An ode to transient connection

Today I am thinking about the afternoon I spent walking through Madrid. I ended up on a park bench, sitting next to three young people in the only sliver of sunlight still hitting the lawn between two buildings in downtown. They offered me a beer, and I drank one while listening to them strum “Big Yellow Taxi” on their guitar as we took in the last minutes of light.

“Don’t it always seem to go, that you don’t know what you got till it’s gone…”

I never got their names. So many times this would happen while traveling: meeting someone briefly, having a magical moment together, and then going on your way — never bothering with the details of names or work or contact information. Instead we would just say “cheers” before disappearing, knowing and accepting that you will never see each other again.

Transient connections like these created some of the most beautiful moments of my life. Of course, the most obvious examples are those with such an unmistakable romance that they took on the costume of falling in love. There was that motorcycle ride through the mountains outside a small town in Columbia, under a navy blue dusk sky, with a man I had met the night before while dancing. That evening at a Brooklyn bar serving strong margaritas when I thought to be having one the best conversations I’ve ever had in my life. The night it began pouring rain while camping on an island alone with a man I met in Havana, how we rushed to our hammock, placed a thick wool blanket over ourselves and kissed gently all night as the raindrops pattered against our bodies.

Other times, these connections taught me something I couldn’t have learned or come across otherwise. In Havana, I ate a midday lunch with an elder woman, who cooked me chicken and plantains and told me stories of the revolution, how the U.S. government murdered the love of her life. While hiking in the Himalayas, a woman I hiked with told me about a Buddhism retreat that would later begin my six-year (and still going) interest in meditation. While wine-tasting in Peru with a woman from Israel, she shared about the night two men violently robbed her in Central America. She is still a woman I think about whenever I reflect on assault.

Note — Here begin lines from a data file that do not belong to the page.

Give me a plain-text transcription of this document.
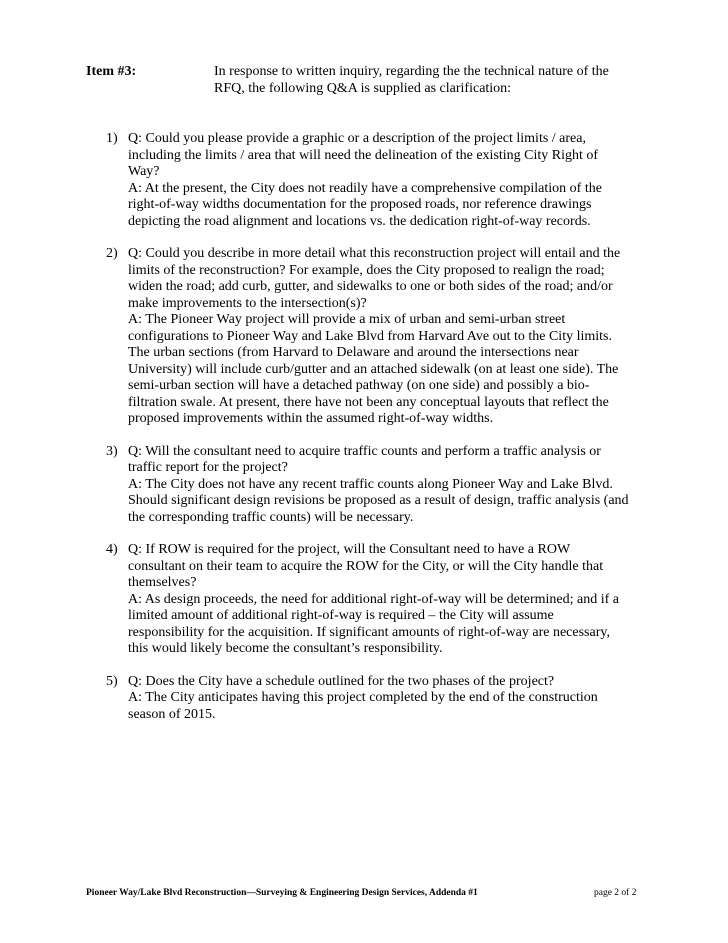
Item #3:	In response to written inquiry, regarding the the technical nature of the
RFQ, the following Q&A is supplied as clarification:
1) Q: Could you please provide a graphic or a description of the project limits / area,
including the limits / area that will need the delineation of the existing City Right of
Way?
A: At the present, the City does not readily have a comprehensive compilation of the
right-of-way widths documentation for the proposed roads, nor reference drawings
depicting the road alignment and locations vs. the dedication right-of-way records.
2) Q: Could you describe in more detail what this reconstruction project will entail and the
limits of the reconstruction? For example, does the City proposed to realign the road;
widen the road; add curb, gutter, and sidewalks to one or both sides of the road; and/or
make improvements to the intersection(s)?
A: The Pioneer Way project will provide a mix of urban and semi-urban street
configurations to Pioneer Way and Lake Blvd from Harvard Ave out to the City limits.
The urban sections (from Harvard to Delaware and around the intersections near
University) will include curb/gutter and an attached sidewalk (on at least one side). The
semi-urban section will have a detached pathway (on one side) and possibly a bio-
filtration swale. At present, there have not been any conceptual layouts that reflect the
proposed improvements within the assumed right-of-way widths.
3) Q: Will the consultant need to acquire traffic counts and perform a traffic analysis or
traffic report for the project?
A: The City does not have any recent traffic counts along Pioneer Way and Lake Blvd.
Should significant design revisions be proposed as a result of design, traffic analysis (and
the corresponding traffic counts) will be necessary.
4) Q: If ROW is required for the project, will the Consultant need to have a ROW
consultant on their team to acquire the ROW for the City, or will the City handle that
themselves?
A: As design proceeds, the need for additional right-of-way will be determined; and if a
limited amount of additional right-of-way is required – the City will assume
responsibility for the acquisition. If significant amounts of right-of-way are necessary,
this would likely become the consultant’s responsibility.
5) Q: Does the City have a schedule outlined for the two phases of the project?
A: The City anticipates having this project completed by the end of the construction
season of 2015.
Pioneer Way/Lake Blvd Reconstruction—Surveying & Engineering Design Services, Addenda #1	page 2 of 2
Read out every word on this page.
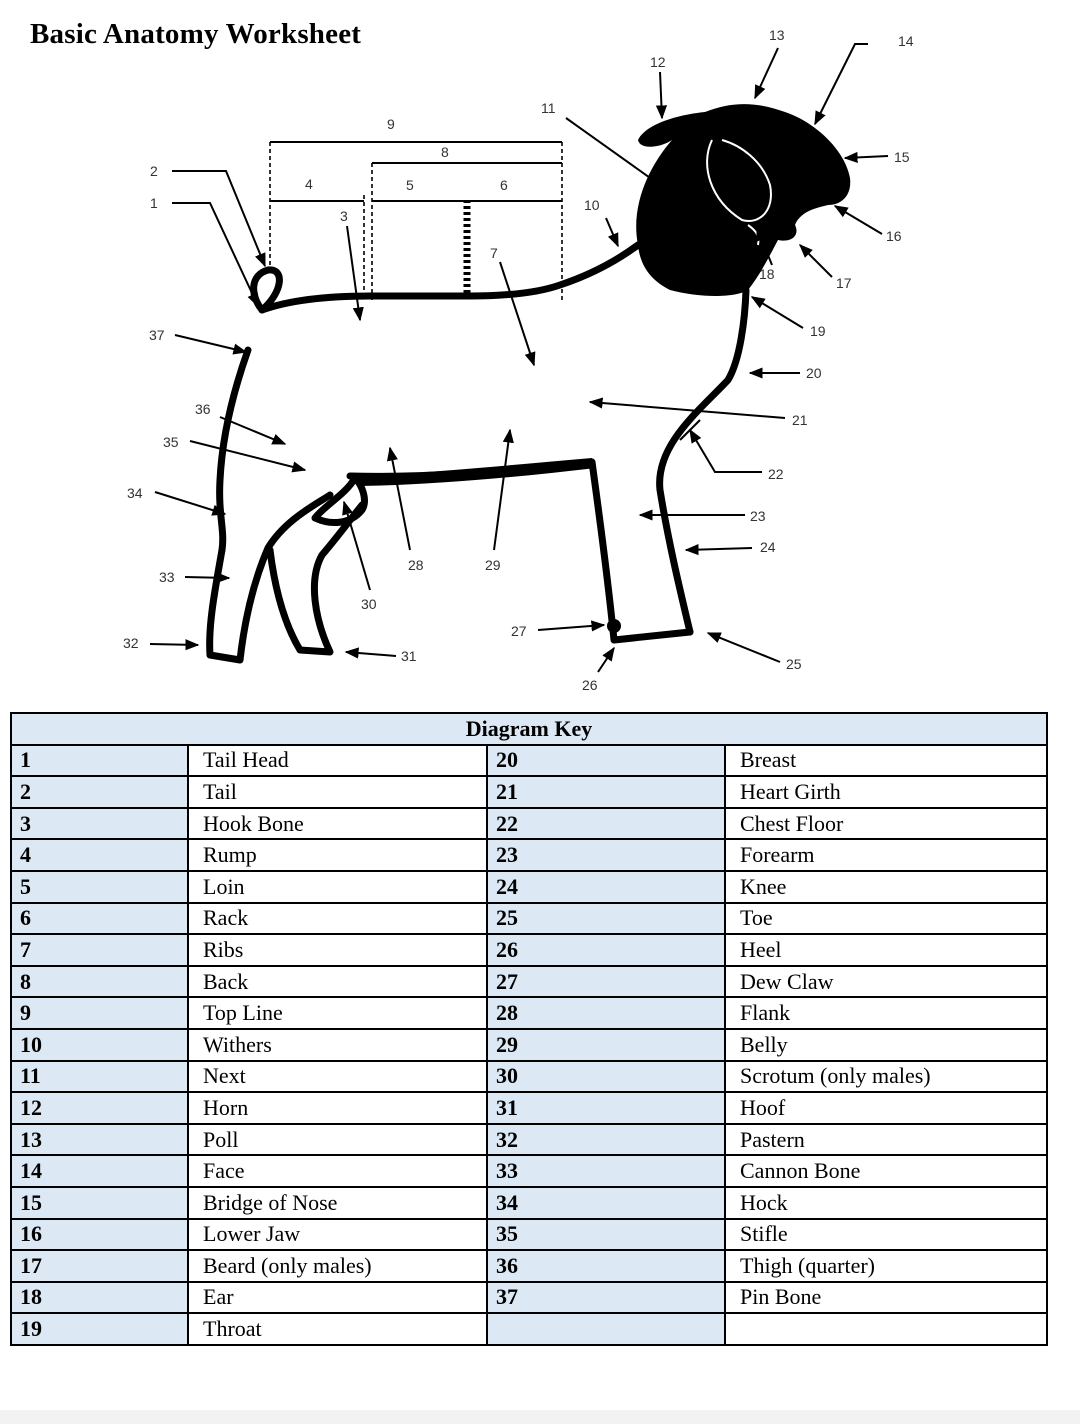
Basic Anatomy Worksheet
1
2
3
4	5	6
7
8
9
10
11
12
13	14
15
16
17
18
19
20
21
22
23
24
25
26
27
28	29
30
31
32
33
34
35
36
37
Diagram Key			
1	Tail Head	20	Breast
2	Tail	21	Heart Girth
3	Hook Bone	22	Chest Floor
4	Rump	23	Forearm
5	Loin	24	Knee
6	Rack	25	Toe
7	Ribs	26	Heel
8	Back	27	Dew Claw
9	Top Line	28	Flank
10	Withers	29	Belly
11	Next	30	Scrotum (only males)
12	Horn	31	Hoof
13	Poll	32	Pastern
14	Face	33	Cannon Bone
15	Bridge of Nose	34	Hock
16	Lower Jaw	35	Stifle
17	Beard (only males)	36	Thigh (quarter)
18	Ear	37	Pin Bone
19	Throat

But most often, when I reflect back now on these moments, I actually can’t articulate what I “got” from these interactions. As that famous quote says, I hardly remember what was specifically said or done, but I simply remember deeply how each person made me feel.

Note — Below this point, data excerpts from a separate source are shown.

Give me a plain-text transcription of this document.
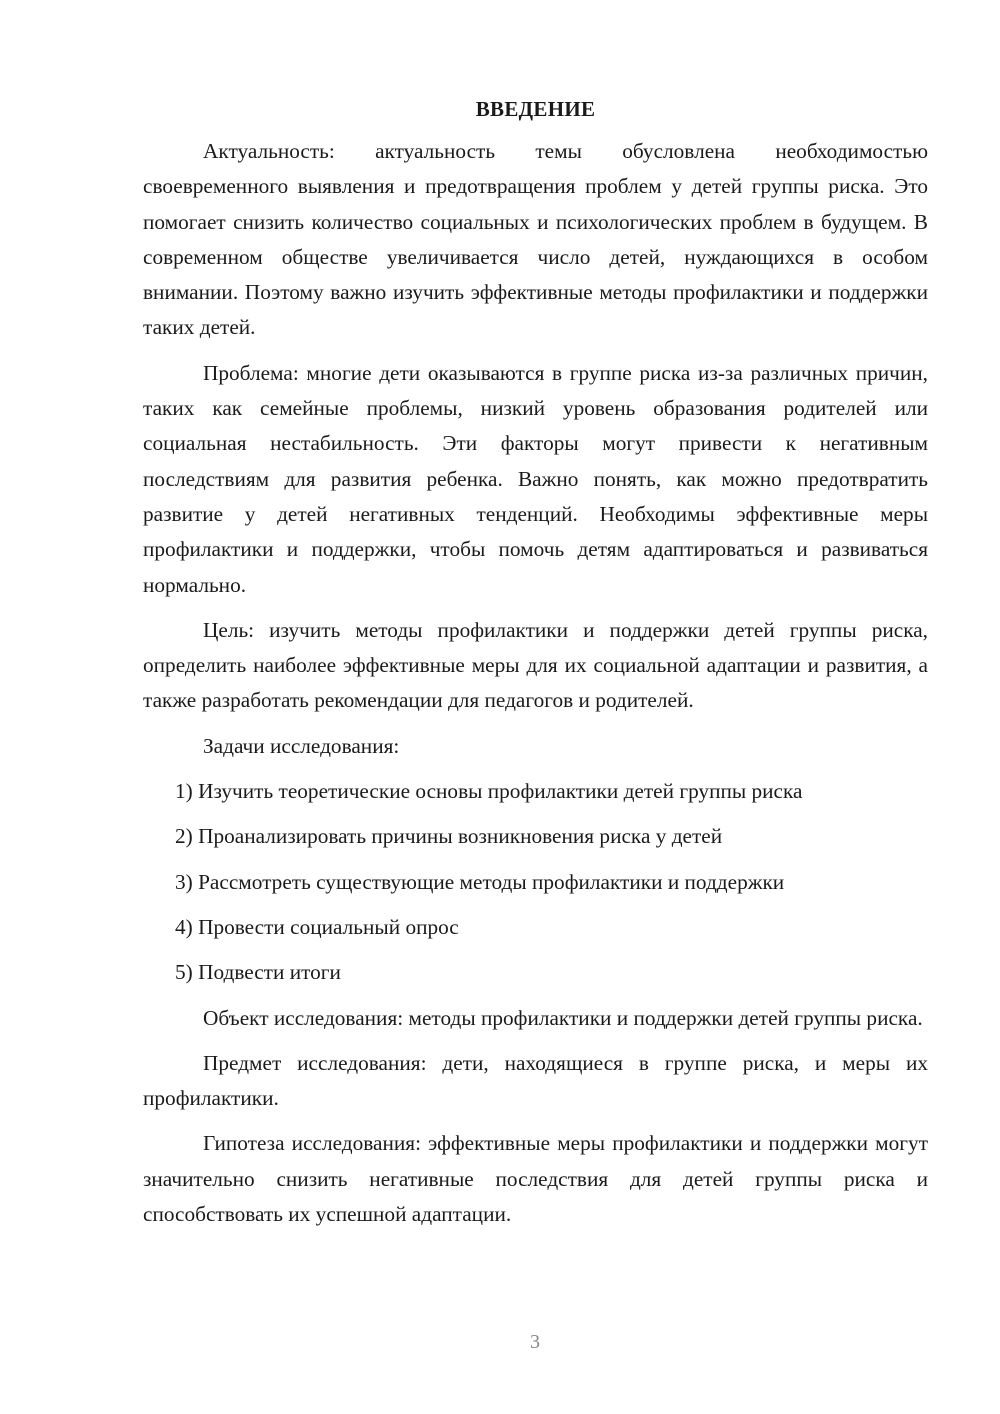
ВВЕДЕНИЕ

Актуальность: актуальность темы обусловлена необходимостью своевременного выявления и предотвращения проблем у детей группы риска. Это помогает снизить количество социальных и психологических проблем в будущем. В современном обществе увеличивается число детей, нуждающихся в особом внимании. Поэтому важно изучить эффективные методы профилактики и поддержки таких детей.

Проблема: многие дети оказываются в группе риска из-за различных причин, таких как семейные проблемы, низкий уровень образования родителей или социальная нестабильность. Эти факторы могут привести к негативным последствиям для развития ребенка. Важно понять, как можно предотвратить развитие у детей негативных тенденций. Необходимы эффективные меры профилактики и поддержки, чтобы помочь детям адаптироваться и развиваться нормально.

Цель: изучить методы профилактики и поддержки детей группы риска, определить наиболее эффективные меры для их социальной адаптации и развития, а также разработать рекомендации для педагогов и родителей.

Задачи исследования:

1) Изучить теоретические основы профилактики детей группы риска
2) Проанализировать причины возникновения риска у детей
3) Рассмотреть существующие методы профилактики и поддержки
4) Провести социальный опрос
5) Подвести итоги

Объект исследования: методы профилактики и поддержки детей группы риска.

Предмет исследования: дети, находящиеся в группе риска, и меры их профилактики.

Гипотеза исследования: эффективные меры профилактики и поддержки могут значительно снизить негативные последствия для детей группы риска и способствовать их успешной адаптации.

3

​During my periods of intense travel, these kinds of connection felt so simple and beautiful, like the epitome of being present and living in the moment. How exciting to experience such heightened emotion with a person, and have that moment exist on its own, without entanglements. It made me think of the line by Paulo Coelho in his book The Alchemist: “We have stopped for a moment to encounter each other, to meet, to love, to share. This is a precious moment. It is a little parenthesis in eternity.”

I’m thinking more about transient connection these days because even now more “settled” in Oakland, these moments still happen: I spent nine days hiking in New Mexico with strangers, then came home. Someone I dated briefly in Mexico came to visit for a week, and then left. As a single woman now, dating itself becomes a consistent exercise in valuing connection even when it does not last: on so many nights, I share something beautiful with a stranger — and then never see them again.

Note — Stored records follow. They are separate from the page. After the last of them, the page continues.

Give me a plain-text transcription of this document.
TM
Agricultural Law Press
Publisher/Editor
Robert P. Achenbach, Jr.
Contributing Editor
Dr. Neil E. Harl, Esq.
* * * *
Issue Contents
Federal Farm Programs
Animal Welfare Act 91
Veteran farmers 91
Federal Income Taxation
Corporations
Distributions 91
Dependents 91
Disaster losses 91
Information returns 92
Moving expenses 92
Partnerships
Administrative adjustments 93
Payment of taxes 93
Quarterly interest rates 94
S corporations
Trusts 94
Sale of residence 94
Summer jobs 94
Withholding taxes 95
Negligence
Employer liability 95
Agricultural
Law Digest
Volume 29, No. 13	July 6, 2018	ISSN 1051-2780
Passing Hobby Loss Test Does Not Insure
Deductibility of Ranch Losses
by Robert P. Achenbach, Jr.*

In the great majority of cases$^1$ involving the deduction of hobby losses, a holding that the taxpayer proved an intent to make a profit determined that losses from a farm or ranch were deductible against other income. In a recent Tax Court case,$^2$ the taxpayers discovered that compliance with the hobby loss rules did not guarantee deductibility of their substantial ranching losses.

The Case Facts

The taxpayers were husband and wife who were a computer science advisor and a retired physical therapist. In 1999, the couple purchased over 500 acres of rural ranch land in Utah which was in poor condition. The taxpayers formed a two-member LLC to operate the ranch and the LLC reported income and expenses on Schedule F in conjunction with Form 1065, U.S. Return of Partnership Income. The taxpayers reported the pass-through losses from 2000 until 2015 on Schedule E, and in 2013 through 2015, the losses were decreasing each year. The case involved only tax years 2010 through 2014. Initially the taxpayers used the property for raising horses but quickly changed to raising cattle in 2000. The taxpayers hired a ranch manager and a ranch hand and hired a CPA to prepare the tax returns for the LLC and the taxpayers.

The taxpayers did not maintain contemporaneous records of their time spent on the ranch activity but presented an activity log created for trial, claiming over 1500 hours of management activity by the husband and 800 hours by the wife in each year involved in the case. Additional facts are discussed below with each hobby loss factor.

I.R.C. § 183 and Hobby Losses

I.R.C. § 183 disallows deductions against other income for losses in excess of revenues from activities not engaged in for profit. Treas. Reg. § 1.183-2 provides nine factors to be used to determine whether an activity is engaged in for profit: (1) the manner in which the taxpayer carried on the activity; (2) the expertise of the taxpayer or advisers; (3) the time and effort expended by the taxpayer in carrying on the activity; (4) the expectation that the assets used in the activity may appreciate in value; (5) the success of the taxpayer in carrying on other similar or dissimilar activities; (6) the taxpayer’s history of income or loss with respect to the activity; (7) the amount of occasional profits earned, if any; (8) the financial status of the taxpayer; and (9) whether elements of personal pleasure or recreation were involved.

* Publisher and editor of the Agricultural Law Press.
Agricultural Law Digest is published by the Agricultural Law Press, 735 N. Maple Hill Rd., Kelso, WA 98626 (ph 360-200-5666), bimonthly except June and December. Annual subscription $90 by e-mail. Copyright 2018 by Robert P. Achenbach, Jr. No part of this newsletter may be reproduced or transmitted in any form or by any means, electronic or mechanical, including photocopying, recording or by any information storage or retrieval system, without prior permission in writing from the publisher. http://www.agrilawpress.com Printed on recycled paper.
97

As I get older now, I do find myself craving deeper and deeper intimacy, rather than this collection of intense yet singular moments. When I think about my greatest desires now, the first phrase that comes to mind is “to build.” 

And yet….I still can’t bring myself today to discount transient connection entirely. I still can’t deny its magic, the important role these moments have played — and continue to play — in my life. 

In Buddhism, there is a belief in the impermanence of all things, which means Buddhists technically believe all connection is actually transient. Any brief moment we manage to connect together — share a laugh, resonate with each other’s story, for one second deeply understand each other — is inherently singular, incapable of being replicated. I am not the same person today I will be tomorrow. The people I meet will not be either. We will never be those same two people having that moment again. By tomorrow, everything will have already changed. 

I once told someone that this may be the closest thing to God I ever could describe — me, another person, and a moment when the universe vibrated the same way for both of us, the certainty in that energy of both finding something at exactly the moment we needed it, before tomorrow when it’s gone. 

Seven years ago, I soaked in the last seconds of sunlight in a park in Madrid, giggling with strangers as they strummed their guitar. Two months ago, I camped by a river listening to women of color share stories of their families — stories that, for the first time, resembled my own. In April, I spent an afternoon letting a woman run her fingers through my hair, as we lay in my backyard, beneath the tree that had just sprouted leaves again for Spring.We will never be those same people again — laughing, listening, laying, understanding each other. This was our precious moment, our parenthesis in eternity, our few gifted seconds vibrating with the universe — a brief magic I still feel grateful for every time it comes.